This paper investigates new families of compositional optimization problems, called $\underline{\bf n}$on-$\underline{\bf s}$mooth $\underline{\bf w}$eakly-$\underline{\bf c}$onvex $\underline{\bf f}$inite-sum $\underline{\bf c}$oupled $\underline{\bf c}$ompositional $\underline{\bf o}$ptimization (NSWC FCCO). There has been a growing interest in FCCO due to its wide-ranging applications in machine learning and AI, as well as its ability to address the shortcomings of stochastic algorithms based on empirical risk minimization.
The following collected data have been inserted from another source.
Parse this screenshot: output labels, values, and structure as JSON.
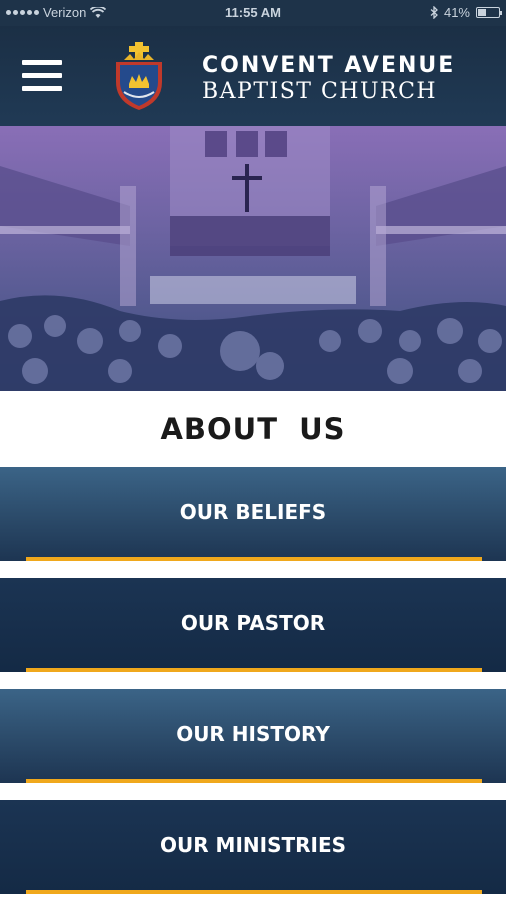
{
  "status_bar": {
    "carrier": "Verizon",
    "time": "11:55 AM",
    "battery_percent": "41%",
    "battery_level": 0.41,
    "icons": [
      "signal-dots",
      "wifi-icon",
      "bluetooth-icon",
      "battery-icon"
    ]
  },
  "header": {
    "menu_icon": "hamburger-menu-icon",
    "logo": "church-crest-logo",
    "church_name_line1": "CONVENT AVENUE",
    "church_name_line2": "BAPTIST CHURCH"
  },
  "hero": {
    "image": "church-sanctuary-photo",
    "tint": "#6c5fa6"
  },
  "page": {
    "title": "ABOUT US"
  },
  "menu": {
    "items": [
      {
        "label": "OUR BELIEFS"
      },
      {
        "label": "OUR PASTOR"
      },
      {
        "label": "OUR HISTORY"
      },
      {
        "label": "OUR MINISTRIES"
      }
    ]
  },
  "colors": {
    "header_bg": "#1e3349",
    "button_light": "#3b6487",
    "button_dark": "#142a45",
    "accent_gold": "#f0a81c"
  }
}
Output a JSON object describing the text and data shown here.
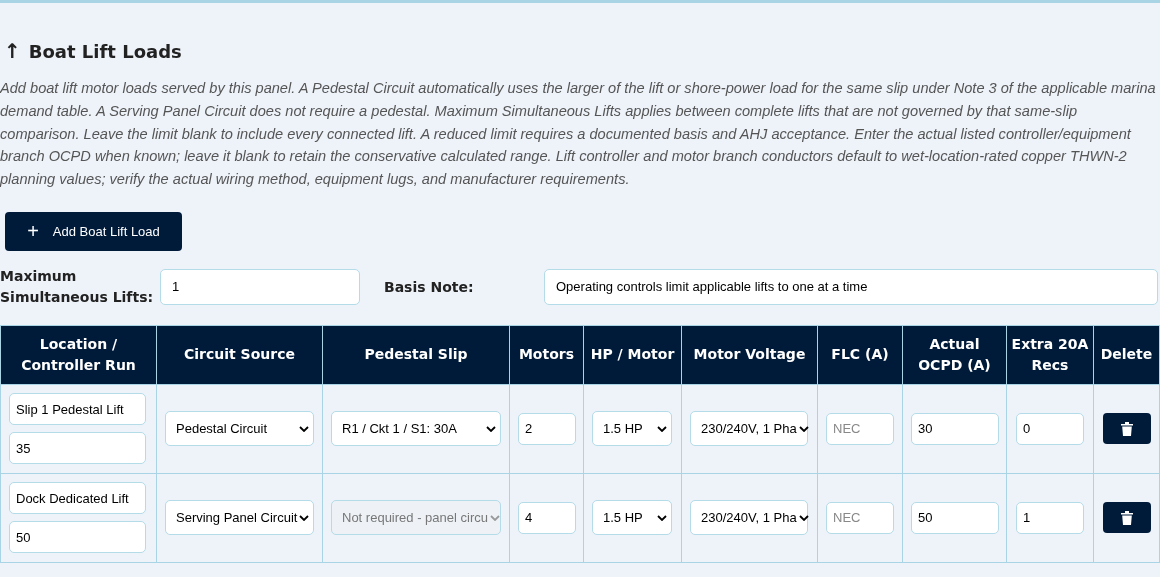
{
  "section": {
    "arrow": "↑",
    "title": "Boat Lift Loads",
    "description": "Add boat lift motor loads served by this panel. A Pedestal Circuit automatically uses the larger of the lift or shore-power load for the same slip under Note 3 of the applicable marina demand table. A Serving Panel Circuit does not require a pedestal. Maximum Simultaneous Lifts applies between complete lifts that are not governed by that same-slip comparison. Leave the limit blank to include every connected lift. A reduced limit requires a documented basis and AHJ acceptance. Enter the actual listed controller/equipment branch OCPD when known; leave it blank to retain the conservative calculated range. Lift controller and motor branch conductors default to wet-location-rated copper THWN-2 planning values; verify the actual wiring method, equipment lugs, and manufacturer requirements."
  },
  "add_button": {
    "icon": "+",
    "label": "Add Boat Lift Load"
  },
  "max_lifts": {
    "label": "Maximum Simultaneous Lifts:",
    "value": "1"
  },
  "basis_note": {
    "label": "Basis Note:",
    "value": "Operating controls limit applicable lifts to one at a time"
  },
  "table": {
    "columns": [
      "Location / Controller Run",
      "Circuit Source",
      "Pedestal Slip",
      "Motors",
      "HP / Motor",
      "Motor Voltage",
      "FLC (A)",
      "Actual OCPD (A)",
      "Extra 20A Recs",
      "Delete"
    ],
    "rows": [
      {
        "location": "Slip 1 Pedestal Lift",
        "run_length": "35",
        "circuit_source": "Pedestal Circuit",
        "pedestal_slip": {
          "value": "R1 / Ckt 1 / S1: 30A",
          "disabled": false
        },
        "motors": "2",
        "hp": "1.5 HP",
        "voltage": "230/240V, 1 Pha",
        "flc_placeholder": "NEC",
        "ocpd": "30",
        "extra_recs": "0"
      },
      {
        "location": "Dock Dedicated Lift",
        "run_length": "50",
        "circuit_source": "Serving Panel Circuit",
        "pedestal_slip": {
          "value": "Not required - panel circu",
          "disabled": true
        },
        "motors": "4",
        "hp": "1.5 HP",
        "voltage": "230/240V, 1 Pha",
        "flc_placeholder": "NEC",
        "ocpd": "50",
        "extra_recs": "1"
      }
    ]
  }
}
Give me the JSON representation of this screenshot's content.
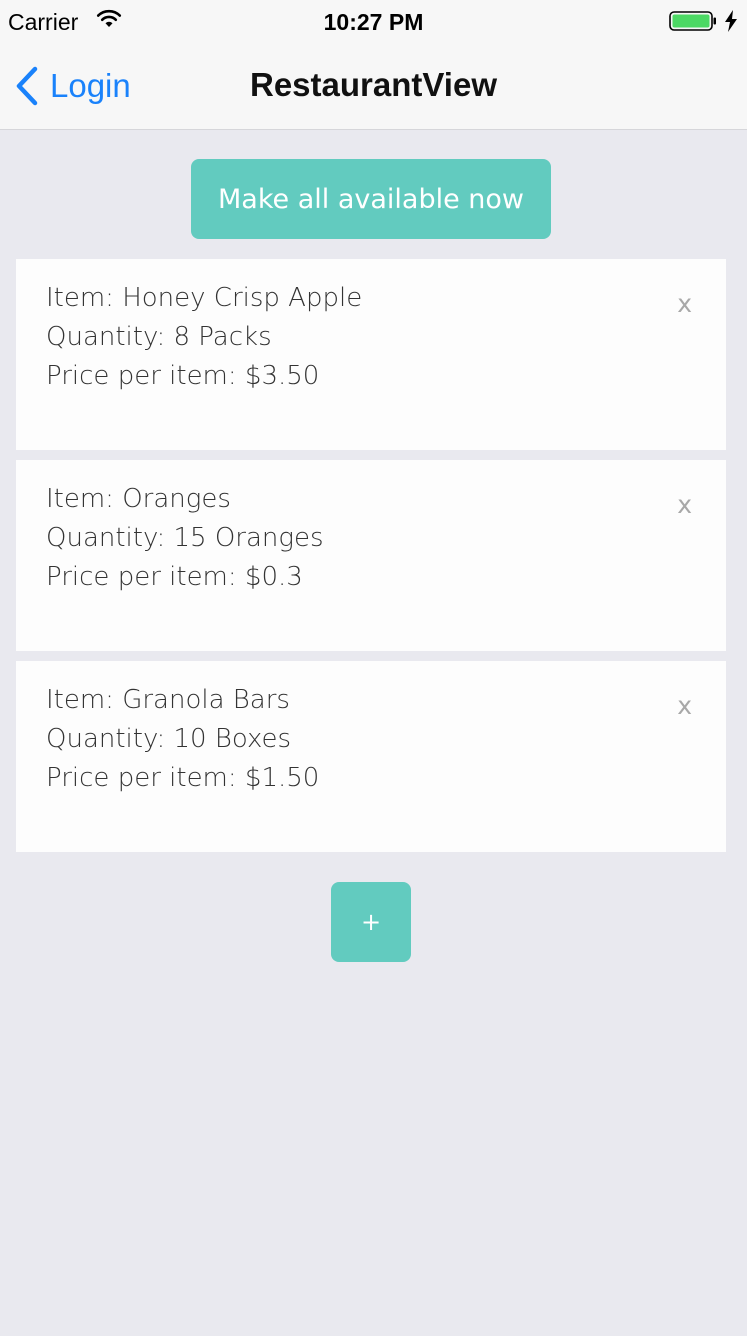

However, current research on FCCO presumes that both the inner and outer functions are smooth, limiting their potential to tackle a more diverse set of problems. Our research expands on this area by examining non-smooth weakly-convex FCCO, where the outer function is weakly convex and non-decreasing, and the inner function is weakly-convex. We analyze a single-loop algorithm and establish its complexity for finding an $\epsilon$-stationary point of the Moreau envelop of the objective function. Additionally, we also extend the algorithm to solving novel non-smooth weakly-convex tri-level finite-sum coupled compositional optimization problems, which feature a nested arrangement of three functions. Lastly, we explore the applications of our algorithms in deep learning for two-way partial AUC maximization and multi-instance two-way partial AUC maximization, using empirical studies to showcase the effectiveness of the proposed algorithms.

翻译：本文研究一类新的复合优化问题，称为非光滑弱凸有限和耦合复合优化（NSWC FCCO）。由于FCCO在机器学习和人工智能领域的广泛应用及其弥补基于经验风险最小化的随机算法缺陷的能力，对其研究兴趣日益增长。然而，当前FCCO研究通常假设内层函数与外层函数均为光滑函数，这限制了其处理更广泛问题的潜力。本研究通过考察非光滑弱凸FCCO拓展了这一领域，其中外层函数为弱凸且非递减，内层函数为弱凸。我们分析了一种单循环算法，并建立了其寻找目标函数莫罗包络的ε-平稳点的计算复杂度。此外，我们还将该算法扩展至求解新型的非光滑弱凸三层有限和耦合复合优化问题，该问题具有三层函数的嵌套结构。最后，我们探讨了所提算法在深度学习中的应用，包括双向部分AUC最大化和多示例双向部分AUC最大化问题，并通过实证研究展示了所提算法的有效性。